Cette fois-ci nous n’allons pas étudier un projet en particulier faisant état du wabisabi, mais une pensée le convoquant. Au travers de son langage architectural on ressent l’empreinte de la culture nippone et d’un certain univers proche du wabi-sabi.
En effet Go Hasegawa, architecte japonais, qui durant des études et en visitant de nombreux bâtiments d’architectes de renom, c’est rendu compte qu’il y avait une véritable coupure entre l’architecture vernaculaire locale et les constructions d’architectes modernes. L’un et l’autre semblaient s’ignorer. Pour Hasegawa les architectes semblaient ne pas tenir compte de ces types d’habitation lors de l’étude de leurs sites comme si les maisons banales des japonais ne faisaient pas partie du paysage environnant. Ainsi lors de ses premiers projets il essaya de faire dialoguer ces différents types d’architectures en en leur insufflant un regard nouveau afin d’aboutir au : « Supernormal Buildings ».

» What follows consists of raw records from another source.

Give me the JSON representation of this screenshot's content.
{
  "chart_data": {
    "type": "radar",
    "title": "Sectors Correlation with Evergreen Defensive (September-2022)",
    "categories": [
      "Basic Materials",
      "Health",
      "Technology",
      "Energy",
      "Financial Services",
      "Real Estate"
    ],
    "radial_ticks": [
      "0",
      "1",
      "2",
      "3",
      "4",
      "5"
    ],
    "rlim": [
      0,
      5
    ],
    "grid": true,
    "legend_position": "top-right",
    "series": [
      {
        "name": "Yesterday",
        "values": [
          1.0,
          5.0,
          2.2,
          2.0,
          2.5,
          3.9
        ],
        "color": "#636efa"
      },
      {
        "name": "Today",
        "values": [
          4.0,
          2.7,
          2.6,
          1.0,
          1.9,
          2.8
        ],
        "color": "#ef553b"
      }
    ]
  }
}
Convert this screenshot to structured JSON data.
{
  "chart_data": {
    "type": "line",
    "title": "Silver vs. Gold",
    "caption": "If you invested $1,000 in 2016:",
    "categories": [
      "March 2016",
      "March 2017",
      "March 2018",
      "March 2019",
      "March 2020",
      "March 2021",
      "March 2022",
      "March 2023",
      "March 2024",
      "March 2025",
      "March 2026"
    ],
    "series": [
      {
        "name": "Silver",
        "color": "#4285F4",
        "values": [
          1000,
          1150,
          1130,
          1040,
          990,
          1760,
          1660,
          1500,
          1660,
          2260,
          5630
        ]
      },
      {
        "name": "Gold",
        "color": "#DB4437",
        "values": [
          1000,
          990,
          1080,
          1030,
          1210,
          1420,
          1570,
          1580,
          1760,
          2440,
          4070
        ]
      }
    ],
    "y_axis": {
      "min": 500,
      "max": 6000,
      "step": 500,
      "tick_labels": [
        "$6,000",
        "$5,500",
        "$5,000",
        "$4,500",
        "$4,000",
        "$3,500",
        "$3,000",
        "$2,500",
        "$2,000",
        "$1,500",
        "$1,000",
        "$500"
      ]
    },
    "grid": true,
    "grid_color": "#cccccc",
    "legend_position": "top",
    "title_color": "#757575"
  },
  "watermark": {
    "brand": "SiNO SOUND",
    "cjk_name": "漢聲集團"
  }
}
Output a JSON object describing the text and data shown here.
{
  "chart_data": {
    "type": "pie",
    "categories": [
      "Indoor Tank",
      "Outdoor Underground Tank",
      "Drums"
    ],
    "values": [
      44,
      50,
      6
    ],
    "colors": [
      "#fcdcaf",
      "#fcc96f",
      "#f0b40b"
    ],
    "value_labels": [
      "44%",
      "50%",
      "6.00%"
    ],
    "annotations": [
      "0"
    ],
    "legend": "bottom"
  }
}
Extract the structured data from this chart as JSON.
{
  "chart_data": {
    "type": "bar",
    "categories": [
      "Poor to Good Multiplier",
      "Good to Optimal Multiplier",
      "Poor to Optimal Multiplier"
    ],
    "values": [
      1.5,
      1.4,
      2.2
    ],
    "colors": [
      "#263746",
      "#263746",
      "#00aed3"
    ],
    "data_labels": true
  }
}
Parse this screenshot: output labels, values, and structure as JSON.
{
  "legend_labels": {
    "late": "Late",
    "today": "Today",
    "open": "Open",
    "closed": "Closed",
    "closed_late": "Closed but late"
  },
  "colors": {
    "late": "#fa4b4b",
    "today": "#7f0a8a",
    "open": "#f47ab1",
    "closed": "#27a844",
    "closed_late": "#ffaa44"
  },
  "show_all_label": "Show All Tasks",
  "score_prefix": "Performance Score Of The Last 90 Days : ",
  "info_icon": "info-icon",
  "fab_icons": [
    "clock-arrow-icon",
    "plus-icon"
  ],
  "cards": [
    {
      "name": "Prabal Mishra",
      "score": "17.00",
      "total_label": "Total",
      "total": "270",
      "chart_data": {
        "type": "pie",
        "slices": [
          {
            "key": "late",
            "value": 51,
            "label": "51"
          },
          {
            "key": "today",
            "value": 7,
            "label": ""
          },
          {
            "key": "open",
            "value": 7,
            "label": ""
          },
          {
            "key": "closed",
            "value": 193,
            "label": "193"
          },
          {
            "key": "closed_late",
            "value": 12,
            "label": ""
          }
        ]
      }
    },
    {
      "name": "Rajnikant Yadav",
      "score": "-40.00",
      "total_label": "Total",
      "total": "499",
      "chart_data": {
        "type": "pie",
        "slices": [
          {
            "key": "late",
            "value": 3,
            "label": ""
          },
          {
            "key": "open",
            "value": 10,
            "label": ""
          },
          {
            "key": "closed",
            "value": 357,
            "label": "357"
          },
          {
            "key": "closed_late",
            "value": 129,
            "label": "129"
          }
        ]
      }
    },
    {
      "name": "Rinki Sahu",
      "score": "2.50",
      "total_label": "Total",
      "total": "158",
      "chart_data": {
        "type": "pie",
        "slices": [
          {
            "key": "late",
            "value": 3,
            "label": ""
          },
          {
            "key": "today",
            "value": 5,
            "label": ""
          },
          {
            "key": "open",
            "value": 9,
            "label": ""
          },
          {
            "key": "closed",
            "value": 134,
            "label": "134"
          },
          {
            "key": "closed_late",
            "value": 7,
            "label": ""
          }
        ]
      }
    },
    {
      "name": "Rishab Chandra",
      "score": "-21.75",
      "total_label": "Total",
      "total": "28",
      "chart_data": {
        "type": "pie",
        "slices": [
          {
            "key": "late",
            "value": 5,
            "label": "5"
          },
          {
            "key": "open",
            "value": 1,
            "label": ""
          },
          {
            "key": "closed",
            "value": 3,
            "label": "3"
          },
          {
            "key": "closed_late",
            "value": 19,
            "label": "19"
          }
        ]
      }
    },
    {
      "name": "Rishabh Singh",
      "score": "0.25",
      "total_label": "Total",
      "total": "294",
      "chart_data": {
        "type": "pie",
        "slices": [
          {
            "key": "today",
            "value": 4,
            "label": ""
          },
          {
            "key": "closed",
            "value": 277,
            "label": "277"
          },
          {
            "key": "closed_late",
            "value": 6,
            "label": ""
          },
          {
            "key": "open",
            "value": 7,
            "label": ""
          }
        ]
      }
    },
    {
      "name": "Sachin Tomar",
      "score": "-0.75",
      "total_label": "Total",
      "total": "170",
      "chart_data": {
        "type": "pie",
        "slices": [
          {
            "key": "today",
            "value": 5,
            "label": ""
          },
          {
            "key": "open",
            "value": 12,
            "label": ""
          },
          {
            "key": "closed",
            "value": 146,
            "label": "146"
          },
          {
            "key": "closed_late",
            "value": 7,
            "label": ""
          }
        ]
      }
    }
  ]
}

Pour concevoir ce type de projet, l’architecte part ainsi d’un élément extrêmement simple ou banal. Celui-ci peut soit être suggéré par le client, soit être le résultat de l’étude du site et la présence récurrente d’un élément ou une forme architecturale qui n’a plus d’intérêt aux yeux de la majorité. C’est alors que sa réflexion entre dans le domaine du wabi-sabi. Il s’interroge sur le potentiel des choses les plus humbles et banales afin de les réinterpréter et de révéler leur beauté disparue. En partant de cette méthode voici à quels types de projet Go Hasegawa a abouti.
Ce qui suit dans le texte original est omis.